En esa época, trabajó en la mina Serra Pelada, tristemente conocida por las imágenes de hordas de hombres cubiertos de barro, trepando sus flancos cargados con sacos.

La minería ilegal vuelve ahora a vivir un auge en la cuenca amazónica, alimentada por la subida de los precios del oro: la onza alcanzó hasta USD 2.000 el año pasado.

Al afán de los inversores por volcarse en el valor refugio durante el covid-19, miles de mineros respondieron cavando en la mayor selva tropical del mundo.

En lo que va de año, destruyeron 114 km2 de la Amazonia brasileña, el equivalente a 10.000 terrenos de fútbol, la mayor superficie anual desde que se tienen registros.

El grueso de esta destrucción, según Greenpeace, se da en reservas indígenas, donde bandas de ‘garimpeiros’ instalan grandes minas con material pesado, atacando aldeas, transmitiendo enfermedades, contaminando el agua y devastando las comunidades cuyo conocimiento y respeto de la naturaleza son claves para salvar este territorio.

‘TENDRÁS QUE MATARME’

Casi 1,2 millones de km2 de la AmazonIa brasileña corresponden a reservas indígenas, la mayoría en selva virgen.

Muchas son ricas en minerales y su ubicación remota las convierte en objetivos fáciles para los buscadores de oro, cuya llegada dispara además, según investigadores, otros crímenes relacionados con drogas, prostitución de adultos y menores, trabajo esclavo…

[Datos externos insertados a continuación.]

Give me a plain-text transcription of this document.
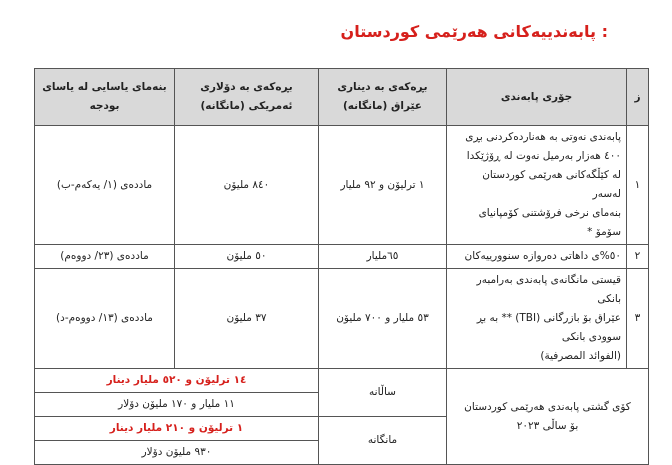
: پابەندییەکانی هەرێمی کوردستان
ز	جۆری پابەندی	بڕەکەی بە دیناری عێراق (مانگانە)	بڕەکەی بە دۆلاری ئەمریکی (مانگانە)	بنەمای یاسایی لە یاسای بودجە
١	پابەندی نەوتی بە هەناردەکردنی بڕی
٤٠٠ هەزار بەرمیل نەوت لە ڕۆژێکدا
لە کێڵگەکانی هەرێمی کوردستان لەسەر
بنەمای نرخی فرۆشتنی کۆمپانیای سۆمۆ *	١ ترلیۆن و ٩٢ ملیار	٨٤٠ ملیۆن	ماددەی (١/ یەکەم-ب)
٢	٥٠%ی داهاتی دەروازە سنوورییەکان	٦٥ملیار	٥٠ ملیۆن	ماددەی (٢٣/ دووەم)
٣	قیستی مانگانەی پابەندی بەرامبەر بانکی
عێراق بۆ بازرگانی (TBI) ** بە بڕ سوودی بانکی
(الفوائد المصرفیة)	٥٣ ملیار و ٧٠٠ ملیۆن	٣٧ ملیۆن	ماددەی (١٣/ دووەم-د)

کۆی گشتی پابەندی هەرێمی کوردستان
بۆ ساڵی ٢٠٢٣		ساڵانە	١٤ ترلیۆن و ٥٢٠ ملیار دینار	
			١١ ملیار و ١٧٠ ملیۆن دۆلار	
		مانگانە	١ ترلیۆن و ٢١٠ ملیار دینار	
			٩٣٠ ملیۆن دۆلار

El gobierno estima que unos 4.000 mineros ilegales operan actualmente en territorio indígena en la Amazonía, una cifra, según analistas, muy subestimada.

Estudios recientes determinaron que estos utilizaron 100 toneladas de mercurio entre 2019-2020 y que hasta 80 por ciento de los niños de aldeas aledañas sufrían daños neurológicos debido a su exposición.

El mercurio, utilizado para separar el oro de la tierra, también envenena a los peces, sustento alimentario de muchas comunidades.

Algunos pueblos tratan de organizarse para poner coto a esta pesadilla, organizando desde patrullas a protestas. No sin riesgo.

Maria Leusa Munduruku es una líder de la comunidad Munduruku, cuyo territorio en Pará ha sido uno de los que más ha sufrido.

Cuando los mineros ilegales empezaron a comprar con dinero, alcohol y drogas a algunos miembros de su pueblo para adentrarse en su tierra tribal, Munduruku, de 34 años, organizó a las mujeres locales.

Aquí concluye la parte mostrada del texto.